内蔵ソフトはWord Mobileぐらいしか使ってません。ほとんどウェブとメイル。フルキーがあっても、やっぱり閲覧がメインになります。


WordはXPのWordPadの感覚。個人的には普通のメモ帳を付けてほしい。まあ、これはWindows Mobileの標準仕様なのかな。
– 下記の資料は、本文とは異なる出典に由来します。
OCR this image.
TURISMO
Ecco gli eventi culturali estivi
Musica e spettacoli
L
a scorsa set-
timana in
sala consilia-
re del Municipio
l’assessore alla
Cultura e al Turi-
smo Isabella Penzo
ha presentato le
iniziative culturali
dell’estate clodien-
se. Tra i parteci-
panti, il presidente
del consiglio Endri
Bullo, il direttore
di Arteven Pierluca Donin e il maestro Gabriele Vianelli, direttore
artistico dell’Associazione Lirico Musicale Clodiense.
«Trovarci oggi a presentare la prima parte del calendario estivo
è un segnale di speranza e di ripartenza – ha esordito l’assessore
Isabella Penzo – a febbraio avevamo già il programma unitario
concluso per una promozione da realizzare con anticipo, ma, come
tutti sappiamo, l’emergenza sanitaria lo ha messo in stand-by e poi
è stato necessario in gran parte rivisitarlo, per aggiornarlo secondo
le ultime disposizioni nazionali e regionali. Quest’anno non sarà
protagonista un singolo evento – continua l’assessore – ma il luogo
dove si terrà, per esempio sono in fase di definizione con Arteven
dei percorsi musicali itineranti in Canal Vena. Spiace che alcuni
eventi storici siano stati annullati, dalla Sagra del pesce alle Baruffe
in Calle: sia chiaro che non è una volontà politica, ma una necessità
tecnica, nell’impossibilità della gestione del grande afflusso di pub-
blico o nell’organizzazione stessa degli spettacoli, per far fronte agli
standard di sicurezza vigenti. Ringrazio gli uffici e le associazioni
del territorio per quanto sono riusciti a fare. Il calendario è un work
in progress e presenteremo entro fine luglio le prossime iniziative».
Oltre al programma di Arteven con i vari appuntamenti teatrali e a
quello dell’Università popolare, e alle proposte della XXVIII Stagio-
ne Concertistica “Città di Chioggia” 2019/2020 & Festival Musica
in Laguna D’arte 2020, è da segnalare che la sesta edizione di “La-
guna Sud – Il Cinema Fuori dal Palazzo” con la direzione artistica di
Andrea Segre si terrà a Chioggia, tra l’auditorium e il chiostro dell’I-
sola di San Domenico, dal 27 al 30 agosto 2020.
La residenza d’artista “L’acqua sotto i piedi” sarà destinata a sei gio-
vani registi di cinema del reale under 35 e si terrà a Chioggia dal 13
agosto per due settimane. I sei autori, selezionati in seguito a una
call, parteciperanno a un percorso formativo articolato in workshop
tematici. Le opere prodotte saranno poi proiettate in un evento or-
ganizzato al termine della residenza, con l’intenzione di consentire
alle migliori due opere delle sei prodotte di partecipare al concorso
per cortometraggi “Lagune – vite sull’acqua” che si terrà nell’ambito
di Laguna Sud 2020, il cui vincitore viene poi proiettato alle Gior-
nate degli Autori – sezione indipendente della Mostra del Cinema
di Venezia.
予定表や住所録などPIMとしては、入力項目の多さや操作性などの問題で、ちょっと使いづらい気がしますが、もしExchangeサーバを使う環境があれば、ActiveSyncでいつでも同期出来て、とても便利。使い勝手を求めるのであれば、フリーソフトなどを探した方がいいかも。

アプリケーション開発環境


アプリケーションはマイクロソフトが提供しているVisual Studio 2005あるいはeMbedded Visual C++で開発できます。エミュレータも付いていて、開発はしやすいです。私は無料のeMbedded Visual C++を使いましたが、普通に使えました。Visual Studio 2005なら、もっと高機能なのかな?
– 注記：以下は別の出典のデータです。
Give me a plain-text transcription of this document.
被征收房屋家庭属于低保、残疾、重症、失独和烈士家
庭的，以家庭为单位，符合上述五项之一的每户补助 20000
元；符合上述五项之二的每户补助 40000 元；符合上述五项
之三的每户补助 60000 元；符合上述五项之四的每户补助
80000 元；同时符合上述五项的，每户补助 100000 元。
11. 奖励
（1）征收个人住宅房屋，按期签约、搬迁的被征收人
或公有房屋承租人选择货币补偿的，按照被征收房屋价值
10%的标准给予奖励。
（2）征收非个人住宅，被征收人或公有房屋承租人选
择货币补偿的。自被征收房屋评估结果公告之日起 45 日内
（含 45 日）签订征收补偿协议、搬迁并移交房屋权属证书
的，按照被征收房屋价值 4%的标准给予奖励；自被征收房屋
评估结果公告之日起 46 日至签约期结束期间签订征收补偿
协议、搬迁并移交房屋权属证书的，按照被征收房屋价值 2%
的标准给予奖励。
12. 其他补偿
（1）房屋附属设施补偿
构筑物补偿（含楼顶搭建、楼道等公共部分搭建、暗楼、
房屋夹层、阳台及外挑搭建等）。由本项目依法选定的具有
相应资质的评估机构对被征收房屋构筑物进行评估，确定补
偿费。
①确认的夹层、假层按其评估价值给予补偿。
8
エミュレータデバッグしたら、ARMV4でbuildして、ActiveSyncかminiSDカード経由でアプリを本体に転送して、実機でexeを実行、というのが一連の流れでしょうか。


プログラムはPCのWindowsとほとんど同じです。Windowsアプリのプログラミング経験がある人なら、すんなり入っていけるはず。ただ、機能的にサブセットだったり、Windows Mobile特有のものがあったりします。APIは使う前にヘルプを見て確認を。ここの開発者向け情報なんかも役立ちます。

まとめ


全体としては荒削りな感じは確かにあります。安定性や使い勝手の面では最新の携帯電話やPHSの方が上でしょう。


それでもぼくがこれを買おうと思ったのは、これを作った人がモバイルのことをよく理解していると感じたから。いろいろ理由はあるけど、こういうものを支持していきたい、もっとこういうものが増えて欲しい、という気持ちが大きいです。これが売れたことで、ぼくと同じものを求めている人は多かったんだなあと思って、ちょっと嬉しかったり。
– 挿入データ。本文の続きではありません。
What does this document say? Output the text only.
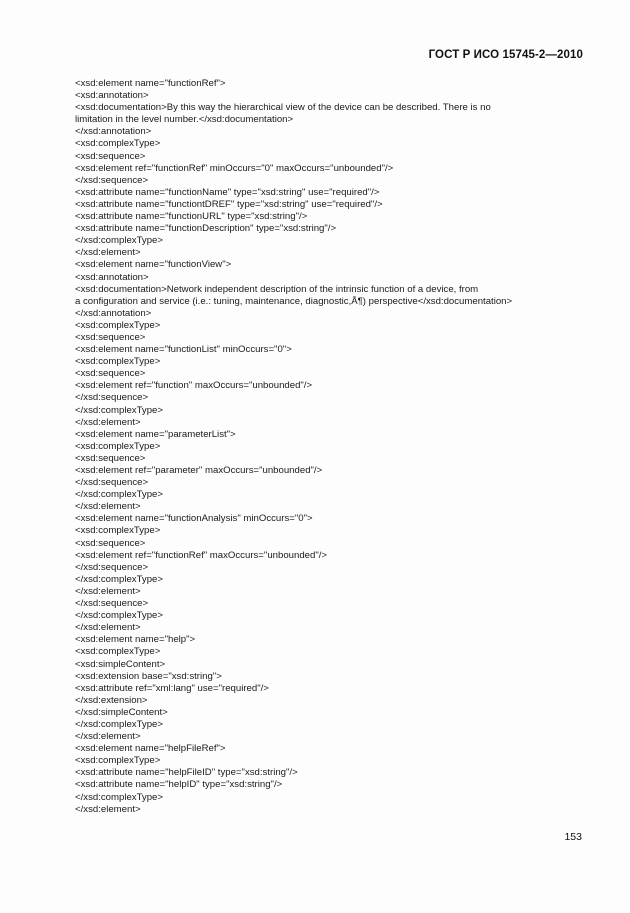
ГОСТ Р ИСО 15745-2—2010
<xsd:element name="functionRef">
<xsd:annotation>
<xsd:documentation>By this way the hierarchical view of the device can be described. There is no
limitation in the level number.</xsd:documentation>
</xsd:annotation>
<xsd:complexType>
<xsd:sequence>
<xsd:element ref="functionRef" minOccurs="0" maxOccurs="unbounded"/>
</xsd:sequence>
<xsd:attribute name="functionName" type="xsd:string" use="required"/>
<xsd:attribute name="functiontDREF" type="xsd:string" use="required"/>
<xsd:attribute name="functionURL" type="xsd:string"/>
<xsd:attribute name="functionDescription" type="xsd:string"/>
</xsd:complexType>
</xsd:element>
<xsd:element name="functionView">
<xsd:annotation>
<xsd:documentation>Network independent description of the intrinsic function of a device, from
a configuration and service (i.e.: tuning, maintenance, diagnostic,Å¶) perspective</xsd:documentation>
</xsd:annotation>
<xsd:complexType>
<xsd:sequence>
<xsd:element name="functionList" minOccurs="0">
<xsd:complexType>
<xsd:sequence>
<xsd:element ref="function" maxOccurs="unbounded"/>
</xsd:sequence>
</xsd:complexType>
</xsd:element>
<xsd:element name="parameterList">
<xsd:complexType>
<xsd:sequence>
<xsd:element ref="parameter" maxOccurs="unbounded"/>
</xsd:sequence>
</xsd:complexType>
</xsd:element>
<xsd:element name="functionAnalysis" minOccurs="0">
<xsd:complexType>
<xsd:sequence>
<xsd:element ref="functionRef" maxOccurs="unbounded"/>
</xsd:sequence>
</xsd:complexType>
</xsd:element>
</xsd:sequence>
</xsd:complexType>
</xsd:element>
<xsd:element name="help">
<xsd:complexType>
<xsd:simpleContent>
<xsd:extension base="xsd:string">
<xsd:attribute ref="xml:lang" use="required"/>
</xsd:extension>
</xsd:simpleContent>
</xsd:complexType>
</xsd:element>
<xsd:element name="helpFileRef">
<xsd:complexType>
<xsd:attribute name="helpFileID" type="xsd:string"/>
<xsd:attribute name="helpID" type="xsd:string"/>
</xsd:complexType>
</xsd:element>
153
あと、ぼく自身モバイルや小物が好き、ってのもありますね。デスクトップよりノートPCが好き。そしてネットが好きということ。ブロガーやネットワーカーはこれを好きになる人が多いのではないかな。


最後に購入を検討されている方へ。何でもそうですけど、この手のデバイスにはある程度の割り切りが必要です。PCの置き換えであるとか、何でも出来るといったようには考えない方がいいです。小さいデバイスゆえ、出来ることもあれば出来ないこともある。これをどう使うかイメージして、できれば店頭でデモ機などもさわってみるのがいいでしょうね。